ほとんどもつれる形で石畳の上に出た。木の枝が大きくたわんだ音にさぁっと血の気が引いたが、見咎める視線はどこにもない。
しばらく膝をついて、エバンは呼吸を整えた。うるさく脈打ちっぱなしの胸を押さえつける。
こんなにも落ち着かないことなんかドブネズミの頃にも無かった。誰にも見つからず食べ物を盗む逼迫感はもちろんあったけれど、そこまで深刻に捉えていなかったのかもしれない。捕まって殺されたらそれはそれでしょうがない。沼底に生きるとはそういうこと。
だから、今はとても苦しくて、怖くて。
それ以上に、たとえ死んでも、あの光の正体を確かめたい。
ちら、と青い葉の隙間から食堂の様子を窺った。男たちが出てくる気配はない。誰も、エバンの行動に気づいていない。
視線を戻す。夜の闇に描かれる金の軌跡は、大通りを左に逸れて下草を踏んでいる。
ひとつ大きく深呼吸してから、エバンは追跡を再開した。
秋の夜更けはまだ夏夜の藍色を薄く引いていて。
澄んだ空気に星々が煌めきの冴えを取り戻しながら。
吹く風に混じる、やがて訪れる冬の気配。
ゆっくりと歩きながら、時折星を見上げながら、ゆるやかな丘を越えた先に小さな池が現れた。
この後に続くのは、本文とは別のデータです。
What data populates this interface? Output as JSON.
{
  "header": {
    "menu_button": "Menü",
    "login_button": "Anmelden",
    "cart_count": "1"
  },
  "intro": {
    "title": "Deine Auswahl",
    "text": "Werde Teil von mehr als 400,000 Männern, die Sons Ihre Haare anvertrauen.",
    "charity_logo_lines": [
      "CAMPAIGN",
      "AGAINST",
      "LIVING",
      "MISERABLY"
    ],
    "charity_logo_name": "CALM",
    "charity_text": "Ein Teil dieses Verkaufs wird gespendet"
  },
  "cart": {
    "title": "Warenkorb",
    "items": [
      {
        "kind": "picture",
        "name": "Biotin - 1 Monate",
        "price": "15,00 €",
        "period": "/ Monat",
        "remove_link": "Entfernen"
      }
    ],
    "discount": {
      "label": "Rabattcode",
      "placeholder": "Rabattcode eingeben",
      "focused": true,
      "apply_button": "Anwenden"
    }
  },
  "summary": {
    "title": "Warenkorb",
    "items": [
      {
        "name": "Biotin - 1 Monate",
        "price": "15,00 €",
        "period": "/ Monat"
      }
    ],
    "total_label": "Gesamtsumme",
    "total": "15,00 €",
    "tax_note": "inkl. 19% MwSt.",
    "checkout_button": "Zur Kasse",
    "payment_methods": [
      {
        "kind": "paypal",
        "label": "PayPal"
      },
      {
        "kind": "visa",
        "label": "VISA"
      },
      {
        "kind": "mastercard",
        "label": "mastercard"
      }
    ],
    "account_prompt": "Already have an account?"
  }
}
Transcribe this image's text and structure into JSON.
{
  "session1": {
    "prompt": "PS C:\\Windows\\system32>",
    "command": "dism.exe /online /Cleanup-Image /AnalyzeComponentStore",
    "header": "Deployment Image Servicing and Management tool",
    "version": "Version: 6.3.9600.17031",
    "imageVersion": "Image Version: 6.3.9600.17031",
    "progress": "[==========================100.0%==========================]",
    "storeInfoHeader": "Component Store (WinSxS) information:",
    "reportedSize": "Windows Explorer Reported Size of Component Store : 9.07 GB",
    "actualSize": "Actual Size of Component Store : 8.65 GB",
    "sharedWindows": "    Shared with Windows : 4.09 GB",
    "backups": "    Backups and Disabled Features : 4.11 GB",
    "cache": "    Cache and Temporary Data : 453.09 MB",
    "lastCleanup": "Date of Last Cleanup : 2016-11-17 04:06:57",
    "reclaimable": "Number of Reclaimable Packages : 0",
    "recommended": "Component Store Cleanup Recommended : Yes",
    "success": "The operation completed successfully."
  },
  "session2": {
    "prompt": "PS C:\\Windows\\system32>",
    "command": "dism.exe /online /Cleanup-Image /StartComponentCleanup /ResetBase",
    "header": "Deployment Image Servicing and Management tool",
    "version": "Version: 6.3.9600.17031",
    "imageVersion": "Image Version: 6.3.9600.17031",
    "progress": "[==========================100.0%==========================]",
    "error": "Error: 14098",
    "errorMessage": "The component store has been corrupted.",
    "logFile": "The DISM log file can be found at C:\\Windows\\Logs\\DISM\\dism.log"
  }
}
ぽっかりと空いたその場所は、夜の静けさがそう思わせるのか、まるで世界から取り残された最後の水源のように見えた。
ここが王城の敷地であることすら忘れてしまう。
素朴で、ちっぽけで、見向きもされない。
けれど湛えた水は綺麗なまま、月と星の光を跳ね返して、とぽん、と輝いている。魚か、虫か、何かが棲みついているらしい。
そのほとりに、彼は佇んでいた。
相変わらず綺麗な金髪を横顔に流しながら。
ゆらゆら、誘蛾灯に引かれるように、エバンは丘の傾斜を下る。あんなにうるさかった心臓が今はまるっきり正反対に黙りこくっている。緊張も、焦りも、すっと消えてしまった。
瞳に映るのは、地上に降りた満月だけ。
近づくごとに、体が軽くなってゆく。
そうしてすっかり、互いが腕を伸ばせば触れられてしまうほど距離を詰めたところで。
「静かなものを見つめるのが好きでね。特にここは、俺のお気に入りなんだ」
その声は、確かに、
死にかけていたドブネズミを世界に繋ぎ止めた、あの音とおんなじ。
「城の裏庭にも水場付きの庭園はあるんだが、あそこは飾り過ぎていて落ち着かない。裏手の湖も悪くはないけれど、今の時間では部屋から眺めるしかない。やっぱり外の風を感じながらでないと、ね」
やわらかく笑む気配。
銀鼠色のケープを揺らし、その顔がエバンを向く。
……ああ、間違ってなかった。
あの日、あのとき、出逢った瞳。
蒼いあおい、天空の瞳だ。
呆然とするエバンの前で、彼はあろうことか自ら膝を折った。汚れも構わず土にひざまづき、視線を合わせて、言う。
「初めまして。俺はジヴォルニア。ジヴォルニア・アルモニコス・ブルジェオン。この国の王を務めている。……きみの名前を、教えてほしい」
夢のような、幻のような。
けれどきっと、今までで一番大切な瞬間。